С Зигмундом же незадача была в том месте, где ему выпало жить: в уродстве со сквозняками и бойницами, что смотрело на холодное озерко в Баварских Альпах. Какие-то части уродства сохранились, должно быть, еще с паденья Рима. Вот куда Зигмунд ее привез.
Почему-то она вбила себе в голову, что в ней течет еврейская кровь. Дела в Германии к тому времени, как всем известно, были очень дурны. Маргерита до смерти боялась, что ее «вычислят». В каждом холодке, что задувал снаружи сквозь тысячи отдушин обветшанья, ей слышалось сопение гестапо. Ночи напролет Зигмунд пытался ее разубедить. Ему удавалось не лучше, чем Ролло. Примерно в то время у нее и проявились симптомы.
Сколь психогенны б ни были те боли, тики, сыпи и тошноты, страдала она взаправду. Цеппелином из Берлина прибывали иглоукалыватели – объявлялись среди ночи с золотыми иглами в бархатном нутре чемоданчиков.
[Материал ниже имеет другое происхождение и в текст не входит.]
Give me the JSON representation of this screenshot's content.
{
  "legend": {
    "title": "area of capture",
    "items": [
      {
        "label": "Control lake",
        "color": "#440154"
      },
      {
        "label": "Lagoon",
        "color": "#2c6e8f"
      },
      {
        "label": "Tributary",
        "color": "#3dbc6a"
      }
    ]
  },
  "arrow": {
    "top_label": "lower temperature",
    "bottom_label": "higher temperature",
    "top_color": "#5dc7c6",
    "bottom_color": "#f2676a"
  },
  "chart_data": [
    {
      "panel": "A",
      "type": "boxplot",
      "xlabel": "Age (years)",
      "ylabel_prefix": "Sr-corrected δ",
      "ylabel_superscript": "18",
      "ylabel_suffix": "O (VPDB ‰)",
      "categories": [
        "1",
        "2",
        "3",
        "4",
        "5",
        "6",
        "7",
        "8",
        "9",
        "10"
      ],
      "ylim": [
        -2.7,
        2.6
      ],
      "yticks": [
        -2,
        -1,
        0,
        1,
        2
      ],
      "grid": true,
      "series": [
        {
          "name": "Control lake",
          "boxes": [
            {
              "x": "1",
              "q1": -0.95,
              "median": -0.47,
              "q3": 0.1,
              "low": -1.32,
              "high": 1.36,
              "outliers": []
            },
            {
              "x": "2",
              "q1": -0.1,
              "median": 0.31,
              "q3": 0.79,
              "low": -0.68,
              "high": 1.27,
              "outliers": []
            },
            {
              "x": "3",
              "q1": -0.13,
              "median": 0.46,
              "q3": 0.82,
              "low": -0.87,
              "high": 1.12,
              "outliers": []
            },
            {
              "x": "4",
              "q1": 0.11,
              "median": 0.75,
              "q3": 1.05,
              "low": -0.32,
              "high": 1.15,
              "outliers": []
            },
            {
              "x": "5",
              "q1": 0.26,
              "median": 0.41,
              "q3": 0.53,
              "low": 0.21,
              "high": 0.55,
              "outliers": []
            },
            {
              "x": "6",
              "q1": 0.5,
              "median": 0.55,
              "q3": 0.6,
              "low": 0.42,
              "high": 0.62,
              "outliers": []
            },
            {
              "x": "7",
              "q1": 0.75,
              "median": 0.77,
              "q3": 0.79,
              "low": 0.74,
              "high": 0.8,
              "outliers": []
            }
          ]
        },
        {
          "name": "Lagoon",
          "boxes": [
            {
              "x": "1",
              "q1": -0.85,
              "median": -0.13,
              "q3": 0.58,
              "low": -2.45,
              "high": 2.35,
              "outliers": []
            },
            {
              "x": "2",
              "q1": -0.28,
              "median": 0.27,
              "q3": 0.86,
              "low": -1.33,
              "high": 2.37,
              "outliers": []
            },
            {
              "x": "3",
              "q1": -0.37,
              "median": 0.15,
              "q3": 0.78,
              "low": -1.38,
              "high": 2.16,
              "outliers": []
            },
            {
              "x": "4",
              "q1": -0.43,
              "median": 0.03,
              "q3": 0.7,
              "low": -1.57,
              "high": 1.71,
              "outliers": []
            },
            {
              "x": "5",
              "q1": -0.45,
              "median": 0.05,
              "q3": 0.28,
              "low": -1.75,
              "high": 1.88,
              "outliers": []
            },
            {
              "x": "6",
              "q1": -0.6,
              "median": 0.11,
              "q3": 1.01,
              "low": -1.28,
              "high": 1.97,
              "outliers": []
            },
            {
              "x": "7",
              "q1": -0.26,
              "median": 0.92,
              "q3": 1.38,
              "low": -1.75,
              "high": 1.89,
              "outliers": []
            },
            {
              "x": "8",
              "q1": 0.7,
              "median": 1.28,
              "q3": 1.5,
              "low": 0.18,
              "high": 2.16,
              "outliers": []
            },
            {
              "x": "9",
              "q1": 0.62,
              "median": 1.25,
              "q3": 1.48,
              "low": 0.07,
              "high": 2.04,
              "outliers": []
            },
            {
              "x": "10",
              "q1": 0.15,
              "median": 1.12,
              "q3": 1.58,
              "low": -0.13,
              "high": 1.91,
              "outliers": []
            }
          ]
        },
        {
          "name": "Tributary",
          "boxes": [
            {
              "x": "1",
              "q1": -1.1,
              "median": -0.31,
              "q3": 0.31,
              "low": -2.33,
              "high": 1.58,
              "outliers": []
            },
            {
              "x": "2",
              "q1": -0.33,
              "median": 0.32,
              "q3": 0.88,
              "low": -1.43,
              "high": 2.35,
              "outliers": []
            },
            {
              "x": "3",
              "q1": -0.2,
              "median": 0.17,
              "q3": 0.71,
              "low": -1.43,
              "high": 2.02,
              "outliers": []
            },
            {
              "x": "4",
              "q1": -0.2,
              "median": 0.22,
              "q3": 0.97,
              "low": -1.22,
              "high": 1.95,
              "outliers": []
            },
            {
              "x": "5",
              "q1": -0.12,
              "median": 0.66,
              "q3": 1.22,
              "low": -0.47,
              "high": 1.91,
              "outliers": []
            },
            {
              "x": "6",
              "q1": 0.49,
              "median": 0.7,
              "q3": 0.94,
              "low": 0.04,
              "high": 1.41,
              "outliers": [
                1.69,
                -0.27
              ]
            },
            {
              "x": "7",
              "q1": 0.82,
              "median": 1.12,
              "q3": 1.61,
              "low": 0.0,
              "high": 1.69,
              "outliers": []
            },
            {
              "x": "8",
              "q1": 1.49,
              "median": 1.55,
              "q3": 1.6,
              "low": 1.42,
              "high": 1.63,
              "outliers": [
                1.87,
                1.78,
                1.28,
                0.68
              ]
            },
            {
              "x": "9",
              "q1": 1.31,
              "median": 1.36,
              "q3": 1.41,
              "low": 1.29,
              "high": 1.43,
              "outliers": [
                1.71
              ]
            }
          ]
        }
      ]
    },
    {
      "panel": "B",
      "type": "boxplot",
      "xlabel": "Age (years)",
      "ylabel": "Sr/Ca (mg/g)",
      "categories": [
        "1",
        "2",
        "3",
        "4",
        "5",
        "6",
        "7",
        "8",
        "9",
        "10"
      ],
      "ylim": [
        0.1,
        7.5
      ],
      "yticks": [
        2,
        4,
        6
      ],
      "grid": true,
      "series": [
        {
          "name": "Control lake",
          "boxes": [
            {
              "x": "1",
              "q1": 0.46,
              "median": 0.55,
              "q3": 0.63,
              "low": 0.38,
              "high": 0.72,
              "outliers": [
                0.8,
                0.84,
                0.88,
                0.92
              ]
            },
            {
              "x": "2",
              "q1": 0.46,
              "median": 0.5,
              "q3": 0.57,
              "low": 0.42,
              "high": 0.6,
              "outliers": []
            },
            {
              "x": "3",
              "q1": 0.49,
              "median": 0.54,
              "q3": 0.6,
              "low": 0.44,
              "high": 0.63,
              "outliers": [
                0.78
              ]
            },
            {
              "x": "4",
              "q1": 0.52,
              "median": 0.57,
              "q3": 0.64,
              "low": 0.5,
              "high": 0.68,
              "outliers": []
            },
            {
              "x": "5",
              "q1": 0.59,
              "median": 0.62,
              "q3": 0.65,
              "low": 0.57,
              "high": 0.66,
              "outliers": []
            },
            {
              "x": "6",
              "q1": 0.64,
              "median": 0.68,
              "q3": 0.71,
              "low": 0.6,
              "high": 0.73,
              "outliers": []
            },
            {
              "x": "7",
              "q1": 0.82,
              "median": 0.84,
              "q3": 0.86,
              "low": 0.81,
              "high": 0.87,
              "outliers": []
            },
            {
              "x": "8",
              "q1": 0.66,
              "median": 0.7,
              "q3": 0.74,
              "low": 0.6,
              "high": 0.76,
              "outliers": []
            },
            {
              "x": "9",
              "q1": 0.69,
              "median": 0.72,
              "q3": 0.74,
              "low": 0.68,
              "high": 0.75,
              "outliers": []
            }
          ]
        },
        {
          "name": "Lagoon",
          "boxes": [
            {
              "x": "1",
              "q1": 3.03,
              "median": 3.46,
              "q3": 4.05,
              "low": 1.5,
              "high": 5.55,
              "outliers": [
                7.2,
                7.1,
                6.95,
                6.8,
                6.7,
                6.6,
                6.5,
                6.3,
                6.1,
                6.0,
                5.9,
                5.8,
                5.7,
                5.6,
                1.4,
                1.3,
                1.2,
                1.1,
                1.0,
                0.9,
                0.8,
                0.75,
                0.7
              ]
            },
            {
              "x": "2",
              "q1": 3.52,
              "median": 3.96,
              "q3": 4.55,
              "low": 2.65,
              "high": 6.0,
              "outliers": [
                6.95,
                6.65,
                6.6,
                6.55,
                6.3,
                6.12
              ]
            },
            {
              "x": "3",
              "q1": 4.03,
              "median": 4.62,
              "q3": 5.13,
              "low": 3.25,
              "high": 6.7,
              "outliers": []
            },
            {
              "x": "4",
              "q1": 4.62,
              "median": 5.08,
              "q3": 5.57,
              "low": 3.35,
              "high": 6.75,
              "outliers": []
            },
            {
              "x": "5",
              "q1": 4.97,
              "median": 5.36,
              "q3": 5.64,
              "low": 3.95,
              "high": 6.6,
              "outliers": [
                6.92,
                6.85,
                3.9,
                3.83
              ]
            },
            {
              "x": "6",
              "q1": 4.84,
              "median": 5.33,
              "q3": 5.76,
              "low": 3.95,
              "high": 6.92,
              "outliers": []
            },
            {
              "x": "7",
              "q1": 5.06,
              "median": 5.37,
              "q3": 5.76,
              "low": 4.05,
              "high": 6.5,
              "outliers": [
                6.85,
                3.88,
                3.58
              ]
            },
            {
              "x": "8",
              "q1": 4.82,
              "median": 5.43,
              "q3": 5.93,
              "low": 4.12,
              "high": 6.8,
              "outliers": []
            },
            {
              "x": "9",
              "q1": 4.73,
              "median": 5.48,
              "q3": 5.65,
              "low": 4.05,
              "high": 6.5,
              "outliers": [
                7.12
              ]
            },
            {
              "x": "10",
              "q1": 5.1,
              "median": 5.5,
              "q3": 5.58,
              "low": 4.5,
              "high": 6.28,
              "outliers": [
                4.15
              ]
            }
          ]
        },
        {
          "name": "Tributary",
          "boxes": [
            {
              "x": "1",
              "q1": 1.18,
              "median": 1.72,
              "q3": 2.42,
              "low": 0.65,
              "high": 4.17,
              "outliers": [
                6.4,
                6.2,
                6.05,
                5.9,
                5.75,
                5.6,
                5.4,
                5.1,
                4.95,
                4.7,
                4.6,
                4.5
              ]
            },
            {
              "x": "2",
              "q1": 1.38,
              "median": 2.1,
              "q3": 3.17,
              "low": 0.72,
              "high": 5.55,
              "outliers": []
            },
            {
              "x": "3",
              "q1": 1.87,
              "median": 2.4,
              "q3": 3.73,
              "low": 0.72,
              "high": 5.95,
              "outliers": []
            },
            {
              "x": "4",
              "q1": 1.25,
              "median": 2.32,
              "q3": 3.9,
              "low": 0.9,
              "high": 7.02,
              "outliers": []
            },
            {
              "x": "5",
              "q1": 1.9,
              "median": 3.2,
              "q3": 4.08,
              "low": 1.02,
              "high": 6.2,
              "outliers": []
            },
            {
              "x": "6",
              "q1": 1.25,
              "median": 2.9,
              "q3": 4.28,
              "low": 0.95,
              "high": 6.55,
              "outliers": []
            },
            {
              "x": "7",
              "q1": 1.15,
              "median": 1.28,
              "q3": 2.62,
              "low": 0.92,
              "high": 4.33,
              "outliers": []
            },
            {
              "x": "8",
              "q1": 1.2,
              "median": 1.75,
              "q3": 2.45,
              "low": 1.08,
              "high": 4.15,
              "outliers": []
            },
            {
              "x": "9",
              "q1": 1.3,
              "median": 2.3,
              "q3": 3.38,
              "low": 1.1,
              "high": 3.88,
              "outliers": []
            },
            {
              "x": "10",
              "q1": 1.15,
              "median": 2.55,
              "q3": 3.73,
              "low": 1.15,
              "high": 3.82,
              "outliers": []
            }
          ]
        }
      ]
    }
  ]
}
По замку Зигмунда туда-сюда толпами бродили венские аналитики, индийские святые, баптисты из Америки, а эстрадные гипнотизеры и колумбийские curanderos[274] спали на ковриках у камина. Ничего не помогало. Зигмунд встревожился, а вскоре и у него выявилась Гретина склонность к галлюцинациям. Вероятно, ехать в Швах-Карму предложила Маргерита. В то лето городок славился грязями – горячими и жирными грязями со следами радия: смолисто-черные, они мягко булькали. Ах-х. Надежды Маргериты легко вообразит всякий, кто страдал сходным недомоганием. Грязь эта излечит что угодно.